SEPTEMBER 17, 2020 – It is not often that BJJ Heroes dedicates a whole article to a duo of 17-year-old purple belts, in fact, this might be the first time we do but bear with us. Kade Ruotolo and Tye Ruotolo are not your average 17YO, nor are they your average purple belt.
Born in 2003, in Hawaii but raised in California, the Ruotolos started competing as toddlers and have been praised by jiu-jitsu fans since their childhood days, when they first started dominating the local grappling scene. Growing up they were particularly known for their very acrobatic yet technical games, incredibly evolved for kids of their age.
Effortlessly strong on the image front, the Ruotolos talent and laid back personas outside the mats, where they appear to spend their time in between boards – skating and surfing, earned the interest of RVCA, a global surfing clothing company, who first sponsored the twins when they were just 10 years old.
Understanding their potential for the sport, Kade and Tye trained at a few different gyms while growing up, in search of the perfect home. They found it in San Diego’s Atos Headquarters Academy with professor André Galvão in 2016, then joining as green belts. In SD, training with some of the best coaches and training partners in the world, the twins reached a new level of success, particularly in the no-gi facet of the sport, an area that, up until 2019, was not often associated with the Ruotolo brand.

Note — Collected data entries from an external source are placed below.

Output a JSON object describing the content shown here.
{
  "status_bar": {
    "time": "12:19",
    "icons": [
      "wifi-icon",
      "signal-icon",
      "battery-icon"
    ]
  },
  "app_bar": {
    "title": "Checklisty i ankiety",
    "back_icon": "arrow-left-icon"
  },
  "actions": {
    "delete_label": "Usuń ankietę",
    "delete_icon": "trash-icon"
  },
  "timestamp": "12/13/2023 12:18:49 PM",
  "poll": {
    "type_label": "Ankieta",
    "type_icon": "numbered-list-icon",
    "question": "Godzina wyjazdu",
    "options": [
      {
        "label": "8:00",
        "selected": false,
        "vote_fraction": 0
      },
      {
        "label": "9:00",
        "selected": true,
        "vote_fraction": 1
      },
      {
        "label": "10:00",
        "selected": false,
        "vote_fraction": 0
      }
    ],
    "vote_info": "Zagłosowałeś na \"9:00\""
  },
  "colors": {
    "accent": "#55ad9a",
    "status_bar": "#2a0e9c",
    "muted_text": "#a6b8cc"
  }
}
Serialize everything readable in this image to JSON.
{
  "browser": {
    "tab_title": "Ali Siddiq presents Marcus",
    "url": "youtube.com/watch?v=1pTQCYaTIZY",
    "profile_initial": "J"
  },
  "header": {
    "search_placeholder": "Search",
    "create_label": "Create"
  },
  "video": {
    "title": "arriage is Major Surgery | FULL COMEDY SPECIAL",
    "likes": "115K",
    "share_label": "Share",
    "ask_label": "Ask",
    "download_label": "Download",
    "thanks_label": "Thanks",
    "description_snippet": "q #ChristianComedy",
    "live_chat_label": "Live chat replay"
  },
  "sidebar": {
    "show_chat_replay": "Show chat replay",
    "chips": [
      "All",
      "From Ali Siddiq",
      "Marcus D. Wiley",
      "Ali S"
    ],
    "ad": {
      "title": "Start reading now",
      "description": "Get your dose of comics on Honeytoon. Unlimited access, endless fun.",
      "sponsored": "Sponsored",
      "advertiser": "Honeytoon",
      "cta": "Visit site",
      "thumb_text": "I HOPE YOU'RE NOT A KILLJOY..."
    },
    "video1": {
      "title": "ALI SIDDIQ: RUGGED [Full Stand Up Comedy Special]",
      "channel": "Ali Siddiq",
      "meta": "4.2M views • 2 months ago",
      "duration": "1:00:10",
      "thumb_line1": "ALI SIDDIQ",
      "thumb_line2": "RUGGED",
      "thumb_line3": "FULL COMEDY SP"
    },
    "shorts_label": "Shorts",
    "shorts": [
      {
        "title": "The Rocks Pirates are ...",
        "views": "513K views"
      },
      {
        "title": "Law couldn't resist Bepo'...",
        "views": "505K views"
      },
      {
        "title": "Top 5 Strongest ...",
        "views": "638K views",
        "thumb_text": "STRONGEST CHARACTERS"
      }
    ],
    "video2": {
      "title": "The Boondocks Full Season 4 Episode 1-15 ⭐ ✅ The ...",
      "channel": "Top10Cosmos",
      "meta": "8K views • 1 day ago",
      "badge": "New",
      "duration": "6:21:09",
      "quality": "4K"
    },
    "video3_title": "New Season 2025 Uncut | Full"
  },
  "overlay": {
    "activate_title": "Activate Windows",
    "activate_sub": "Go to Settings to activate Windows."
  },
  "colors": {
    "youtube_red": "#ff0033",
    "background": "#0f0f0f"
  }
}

Their first taste of high-level no-gi action came by in November 2018, at the East Coast ADCC Trials in New Jersey, where 15-year-old blue belt Tye Ruotolo made waves by reaching the semi-final, defeating an array of adult pro-athletes. More focussed on the ADCC ruleset, the brothers returned a few months later to the West Coast trials, and although they did not leave with a medal, their performances turned a few heads their way, including those of the event’s match-makers who invited Tye to the main show in Anaheim, on September 2019, where Ruotolo once again impressed by reaching another semi-final, being the youngest athlete to ever reach that late-round in the prestigious tournament.
After a fantastic year, in December 2019 coach André Galvão promoted the brothers to purple belt. Since then the Ruotolos have been on a tear in the no-gi circuit, competing against seasoned top-ranked veterans, the cream of the crop in our sport, with continued and improved success, overjoying fans with their forward-moving, gritty style which contrasts the tremendous flair they also add to the game.
Currently, the teenagers have wins over the likes of Renato Canuto, Vitor Oliveira, Nicky Ryan, Oliver Taza, and more.
THE RUOTOLO GAME
Assessing Kade and Tye’s games by the numbers, since reaching the purple belt level, in the pro-no-gi circuit we see strong similarities.
Both have competed against some of the best our sport has to offer in events such as Who’s Number 1, Third Coast Grappling, and GrappleFest, events where the Ruotolo’s have favored a strategy based on being on top and staying on top, rarely diverting from this format. In fact, Kade was the only of the two who ventured outside this structure by falling back to attack the feet, albeit, only a couple of times. Kade was also the only one who pulled guard (3x), in all the matches observed.
Still on the subject of the Ruotolo’s bottom game, another interesting aspect of the brothers’ guard is that as soon as their backs hit the mat, they are relentless at attempting a sweep, more often than not, spending under 20 seconds on the bottom. They do not try and cook an opponent, nor do they ever take the opportunity to breathe when playing guard, quite the contrary, the Ruotolos always push the pace, always pressure, even when on bottom.
Overall, the Ruotolo’s funky jiu-jitsu is vastly played from either a top position or a standing position, fighting for takedowns – one of the brother’s strong points. On average the Ruotolo’s score 0.5 takedowns per match, high marks for lighter weight athletes.
Below you can assess where the Ruotolo’s spend most of their time when competing, an average based on the aforementioned matches over the past few months.
As seen in our overall mat-time average, the Ruotolo’s top game is by far their most used path to victory. Often seen as “scramblers” – and they do possess awesome scrambles, the Ruotolo’s have a very control-based game, often using their trademarked “leg-pin” (foot-on-shin) to control their opponent’s hips and attack. Among their most common attacks from the leg-pin are the Estima lock and knee-cut pass.
Although similar in which areas they prefer to battle and in their funky approach to the game, the two brothers vary substantially in their passing A-games. Tye often uses his range to force a toreando pass, but has the most success when cutting the distance, applying the knee-cut, leg-drag, and the body-lock as his most effective positions, these made 64% of his stabilized guard passes. Kade, on the other hand, had in his jumping darce choke/pass his most effective technique, and never once used the knee-cut (his brother’s most used overall position) with success.
In their nearly 14-year-old career in jiu-jitsu these two brothers have proved they will be a force in the sport. The recently shown potential for no-gi has opened plenty of doors for this dynamic duo, but we hope they keep the fire alive in their gi careers, as there is incredible potential to be equally successful there as well. Either way, you can bet this is not the last time we will be writing about these two grappling phenoms.